Chem Sci. 2022 Dec 6;14(2):310-316. doi: 10.1039/d2sc04961a. eCollection 2023 Jan 4.
7
Unraveling the Simultaneous Enhancement of Selectivity and Durability on Single-Crystalline Gold Particles for Electrochemical CO Reduction.解析单晶金颗粒用于电化学CO还原时选择性和耐久性的同时增强。
Adv Sci (Weinh). 2022 Jul;9(20):e2201491. doi: 10.1002/advs.202201491. Epub 2022 May 2.
Nat Nanotechnol. 2021 Feb;16(2):118-128. doi: 10.1038/s41565-020-00823-x. Epub 2021 Jan 11.
4
A scalable method for preparing Cu electrocatalysts that convert CO into C products.一种制备将CO转化为C产物的铜电催化剂的可扩展方法。

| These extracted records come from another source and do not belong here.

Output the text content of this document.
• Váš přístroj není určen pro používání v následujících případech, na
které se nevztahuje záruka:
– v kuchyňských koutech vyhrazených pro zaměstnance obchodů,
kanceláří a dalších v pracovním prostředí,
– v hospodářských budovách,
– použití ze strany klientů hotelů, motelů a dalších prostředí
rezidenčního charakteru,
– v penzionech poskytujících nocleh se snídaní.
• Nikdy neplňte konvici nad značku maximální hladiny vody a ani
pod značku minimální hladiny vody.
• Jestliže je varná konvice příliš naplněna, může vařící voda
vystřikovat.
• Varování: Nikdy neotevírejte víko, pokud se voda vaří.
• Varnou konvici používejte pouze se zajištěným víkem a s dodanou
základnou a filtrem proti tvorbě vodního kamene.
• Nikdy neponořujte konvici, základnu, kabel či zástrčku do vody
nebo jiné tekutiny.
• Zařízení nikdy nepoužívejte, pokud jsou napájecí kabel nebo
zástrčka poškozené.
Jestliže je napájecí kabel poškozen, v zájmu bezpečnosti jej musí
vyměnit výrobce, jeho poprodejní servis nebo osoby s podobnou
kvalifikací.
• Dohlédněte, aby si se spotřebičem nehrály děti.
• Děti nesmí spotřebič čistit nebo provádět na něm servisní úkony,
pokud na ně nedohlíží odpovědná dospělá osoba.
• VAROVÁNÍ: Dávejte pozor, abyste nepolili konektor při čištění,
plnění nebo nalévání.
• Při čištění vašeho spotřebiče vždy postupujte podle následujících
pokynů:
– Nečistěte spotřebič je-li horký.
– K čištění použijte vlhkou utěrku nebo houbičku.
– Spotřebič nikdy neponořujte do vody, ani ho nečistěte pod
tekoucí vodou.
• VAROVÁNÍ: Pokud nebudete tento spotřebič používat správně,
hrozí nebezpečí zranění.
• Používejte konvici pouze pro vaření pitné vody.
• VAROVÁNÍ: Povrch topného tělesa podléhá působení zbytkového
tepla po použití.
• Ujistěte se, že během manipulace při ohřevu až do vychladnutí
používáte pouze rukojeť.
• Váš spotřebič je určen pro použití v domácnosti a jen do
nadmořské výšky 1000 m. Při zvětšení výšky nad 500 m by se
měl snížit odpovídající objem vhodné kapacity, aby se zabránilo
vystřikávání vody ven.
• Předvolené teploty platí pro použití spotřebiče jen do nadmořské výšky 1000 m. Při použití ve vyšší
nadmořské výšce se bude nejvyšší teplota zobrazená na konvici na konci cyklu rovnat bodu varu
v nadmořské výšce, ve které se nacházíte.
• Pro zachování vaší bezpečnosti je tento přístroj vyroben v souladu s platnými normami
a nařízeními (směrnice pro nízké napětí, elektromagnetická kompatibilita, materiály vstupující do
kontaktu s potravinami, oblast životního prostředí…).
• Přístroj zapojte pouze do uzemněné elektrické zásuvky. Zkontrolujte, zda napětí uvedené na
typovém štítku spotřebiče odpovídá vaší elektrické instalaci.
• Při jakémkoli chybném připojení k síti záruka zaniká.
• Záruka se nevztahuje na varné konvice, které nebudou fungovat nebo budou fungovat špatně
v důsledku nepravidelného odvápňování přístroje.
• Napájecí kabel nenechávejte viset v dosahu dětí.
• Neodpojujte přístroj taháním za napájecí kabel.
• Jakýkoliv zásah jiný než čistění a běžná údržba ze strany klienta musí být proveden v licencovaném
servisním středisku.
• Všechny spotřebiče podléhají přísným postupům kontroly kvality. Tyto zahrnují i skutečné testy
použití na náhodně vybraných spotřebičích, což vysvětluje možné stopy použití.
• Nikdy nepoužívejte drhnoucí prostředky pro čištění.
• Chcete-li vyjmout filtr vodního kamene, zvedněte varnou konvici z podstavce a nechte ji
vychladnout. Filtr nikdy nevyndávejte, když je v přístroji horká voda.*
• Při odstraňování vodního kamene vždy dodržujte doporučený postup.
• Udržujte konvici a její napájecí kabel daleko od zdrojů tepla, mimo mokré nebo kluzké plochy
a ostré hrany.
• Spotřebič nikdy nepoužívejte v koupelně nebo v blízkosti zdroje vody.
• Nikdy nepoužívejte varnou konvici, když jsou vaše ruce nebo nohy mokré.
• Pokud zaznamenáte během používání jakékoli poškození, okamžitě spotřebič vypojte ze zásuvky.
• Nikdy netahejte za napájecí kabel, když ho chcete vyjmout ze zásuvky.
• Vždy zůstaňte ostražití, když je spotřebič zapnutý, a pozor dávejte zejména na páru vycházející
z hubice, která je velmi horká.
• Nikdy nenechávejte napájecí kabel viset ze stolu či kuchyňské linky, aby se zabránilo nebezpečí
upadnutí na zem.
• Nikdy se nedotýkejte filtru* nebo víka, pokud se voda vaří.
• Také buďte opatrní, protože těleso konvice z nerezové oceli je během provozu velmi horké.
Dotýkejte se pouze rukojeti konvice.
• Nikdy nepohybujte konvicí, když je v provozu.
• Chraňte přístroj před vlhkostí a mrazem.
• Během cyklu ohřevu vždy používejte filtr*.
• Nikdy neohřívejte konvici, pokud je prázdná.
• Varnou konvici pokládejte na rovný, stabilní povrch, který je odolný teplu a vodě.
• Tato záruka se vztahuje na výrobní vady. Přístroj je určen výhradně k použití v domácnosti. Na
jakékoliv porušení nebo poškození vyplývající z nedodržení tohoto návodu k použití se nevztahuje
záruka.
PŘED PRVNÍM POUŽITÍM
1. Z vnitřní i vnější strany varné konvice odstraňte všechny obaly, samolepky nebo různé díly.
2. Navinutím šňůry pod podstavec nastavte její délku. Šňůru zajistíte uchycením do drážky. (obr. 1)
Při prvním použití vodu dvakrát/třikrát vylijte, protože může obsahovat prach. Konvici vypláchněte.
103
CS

Nat Commun. 2020 Jul 17;11(1):3622. doi: 10.1038/s41467-020-16998-9.
5
Electroreduction of CO to Formate on a Copper-Based Electrocatalyst at High Pressures with High Energy Conversion Efficiency.在高压下基于铜的电催化剂上高效将CO电还原为甲酸盐
J Am Chem Soc. 2020 Apr 22;142(16):7276-7282. doi: 10.1021/jacs.0c00122. Epub 2020 Apr 10.
6
CuO Nanoparticles with Both {100} and {111} Facets for Enhancing the Selectivity and Activity of CO Electroreduction to Ethylene.具有{100}和{111}晶面的氧化铜纳米颗粒用于提高CO电还原制乙烯的选择性和活性。
Adv Sci (Weinh). 2020 Jan 30;7(6):1902820. doi: 10.1002/advs.201902820. eCollection 2020 Mar.
7
Stability and Degradation Mechanisms of Copper-Based Catalysts for Electrochemical CO Reduction.用于电化学CO还原的铜基催化剂的稳定性和降解机制
Angew Chem Int Ed Engl. 2020 Aug 24;59(35):14736-14746. doi: 10.1002/anie.202000617. Epub 2020 Jun 5.
8
Strategies in catalysts and electrolyzer design for electrochemical CO reduction toward C products.用于电化学将一氧化碳还原为碳产物的催化剂和电解槽设计策略。
Sci Adv. 2020 Feb 21;6(8):eaay3111. doi: 10.1126/sciadv.aay3111. eCollection 2020 Feb.
9
In Situ Reconstruction of a Hierarchical Sn-Cu/SnO Core/Shell Catalyst for High-Performance CO Electroreduction.用于高效CO电还原的分级Sn-Cu/SnO核壳催化剂的原位重构
Angew Chem Int Ed Engl. 2020 Mar 16;59(12):4814-4821. doi: 10.1002/anie.201916538. Epub 2020 Feb 4.
10
Synergistic enhancement of electrocatalytic CO reduction to C oxygenates at nitrogen-doped nanodiamonds/Cu interface.氮掺杂纳米金刚石/铜界面上协同增强电催化CO还原为含碳含氧化合物的性能
Nat Nanotechnol. 2020 Feb;15(2):131-137. doi: 10.1038/s41565-019-0603-y. Epub 2020 Jan 6.